In Frankfort, some of my fellow lobbyists are saying that they haven’t experienced a time filled with as many high-stakes changes for public education since 1990. Although I wasn’t in Frankfort then (I was a first-grader at Morgan Elementary in Paducah at the time), I readily believe them. Significant reforms are being made on multiple fronts, and school boards are affected by changes across the spectrum of public policy, from employment law to tax law. Most of the major new laws enacted last session, and many of the proposals being debated now, all directly impact the work of school boards, including right to work, prevailing wage, charter schools, curriculum mandates, pension reform, tax reform, Medicaid reform, and the state budget.

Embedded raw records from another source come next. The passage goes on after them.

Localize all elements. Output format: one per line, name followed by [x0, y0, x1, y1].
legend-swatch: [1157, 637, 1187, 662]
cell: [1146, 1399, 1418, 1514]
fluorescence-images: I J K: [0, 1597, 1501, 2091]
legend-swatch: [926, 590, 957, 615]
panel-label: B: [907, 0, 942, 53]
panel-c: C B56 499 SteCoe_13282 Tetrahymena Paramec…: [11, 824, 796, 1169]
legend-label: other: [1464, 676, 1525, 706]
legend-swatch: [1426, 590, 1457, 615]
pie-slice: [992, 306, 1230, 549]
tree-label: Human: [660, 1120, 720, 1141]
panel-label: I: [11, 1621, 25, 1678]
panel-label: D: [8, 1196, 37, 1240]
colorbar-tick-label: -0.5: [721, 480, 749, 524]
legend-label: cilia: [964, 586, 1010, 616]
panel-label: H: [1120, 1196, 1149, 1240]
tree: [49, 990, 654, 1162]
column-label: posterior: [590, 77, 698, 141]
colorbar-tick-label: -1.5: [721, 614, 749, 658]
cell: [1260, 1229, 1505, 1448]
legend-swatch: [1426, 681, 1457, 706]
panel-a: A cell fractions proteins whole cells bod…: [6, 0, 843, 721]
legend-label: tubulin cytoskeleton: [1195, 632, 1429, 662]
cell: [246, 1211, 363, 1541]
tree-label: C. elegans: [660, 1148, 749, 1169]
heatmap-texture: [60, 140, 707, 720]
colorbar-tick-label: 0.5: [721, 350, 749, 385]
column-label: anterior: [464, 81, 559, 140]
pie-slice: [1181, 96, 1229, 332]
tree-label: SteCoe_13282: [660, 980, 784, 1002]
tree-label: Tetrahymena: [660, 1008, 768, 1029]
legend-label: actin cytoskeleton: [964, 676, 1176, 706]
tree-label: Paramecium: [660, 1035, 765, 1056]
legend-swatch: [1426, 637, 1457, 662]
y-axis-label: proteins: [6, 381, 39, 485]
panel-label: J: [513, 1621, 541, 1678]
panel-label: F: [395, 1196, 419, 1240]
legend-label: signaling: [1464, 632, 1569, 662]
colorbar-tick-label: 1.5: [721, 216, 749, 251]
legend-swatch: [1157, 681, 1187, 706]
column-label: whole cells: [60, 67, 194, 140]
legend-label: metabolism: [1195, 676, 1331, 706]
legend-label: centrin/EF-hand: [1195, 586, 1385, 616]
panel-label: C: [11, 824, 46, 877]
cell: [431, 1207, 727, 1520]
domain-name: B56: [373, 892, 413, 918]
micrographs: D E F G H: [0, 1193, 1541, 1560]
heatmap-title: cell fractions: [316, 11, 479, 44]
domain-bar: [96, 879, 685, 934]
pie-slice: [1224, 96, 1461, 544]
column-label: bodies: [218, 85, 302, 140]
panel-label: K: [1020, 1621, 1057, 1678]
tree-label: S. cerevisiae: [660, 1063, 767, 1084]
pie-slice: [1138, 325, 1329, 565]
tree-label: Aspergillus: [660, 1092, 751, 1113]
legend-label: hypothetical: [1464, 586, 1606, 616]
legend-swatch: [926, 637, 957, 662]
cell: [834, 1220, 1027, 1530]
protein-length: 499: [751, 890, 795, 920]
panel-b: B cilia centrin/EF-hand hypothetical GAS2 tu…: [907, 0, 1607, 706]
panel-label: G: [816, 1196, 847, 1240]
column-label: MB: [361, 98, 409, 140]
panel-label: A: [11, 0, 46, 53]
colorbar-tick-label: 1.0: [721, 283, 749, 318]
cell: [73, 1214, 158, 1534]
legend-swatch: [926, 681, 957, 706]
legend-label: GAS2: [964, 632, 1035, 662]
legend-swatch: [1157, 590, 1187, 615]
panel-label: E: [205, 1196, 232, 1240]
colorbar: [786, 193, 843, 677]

This is why there has never been a more critical time for every school board member and superintendent to communicate with their representatives in the General Assembly. Not one of us should read a “call to action” and think that someone else will handle it. If all 1,040 board members and superintendents actively respond with calls, emails and personal messages to their legislators, as well as with letters to the editor, social media posts and other public outreach efforts, our voices will be heard and we will affect the legislation that affects our kids.

Calls to action
Ordinarily, advocacy is a long game where most of the work is built around fostering close, trusting and respectful relationships with our partners in the legislature. That is obviously still important now; however, in the immediate future there are more critical steps to take. Above all, please watch for calls to action from KSBA via email, Facebook and Twitter, and be ready to call the Legislative Research Commission’s Message Line to let your representatives know the full story of how a vote from them could impact your students. That number is 1-800-372-7181.  With issues and people as polarized as they are, every call matters just like every vote matters! Our power is in our numbers, and that means each and every one of us need to communicate with our legislators with accuracy and earnestness.

Social media
The proper use of social media, such as Facebook and Twitter, can be the most effective advocacy tool available today.  Please search for and follow your legislators on these platforms, and use them as another way to inform them as to how any given proposal will impact your students.  While these mediums are powerful, misuse can be just as destructive. Here is one fundamental rule to guide you: If you wouldn’t want a statement to be quoted as the front-page headline of your local newspaper, don’t post that statement in any form on any social media platform – as a Facebook post, a private message, a comment to someone else, a Tweet, a picture, etc. Remember that nothing is truly private. Even a fleeting comment made to a friend that is meant to remain private may be forwarded to someone else and reposted publicly.

Word of mouth
New, innovative lines of communication are important, but we would be foolish to neglect old- fashioned word of mouth.  We can amplify our message if we get others to join our cause, and that means speaking to our friends and neighbors and asking them to call their legislators. School board members are among the most civic-minded people in the community, and many of you are active members of churches, fraternal organizations, business groups and local chambers of commerce. These are great forums for us to raise a concern or voice an opinion that may spur others to reach out with us to the leaders in Frankfort.  With the success of our kids hanging in the balance, the time is now to raise the cause of quality public education everywhere we can, as often as we can.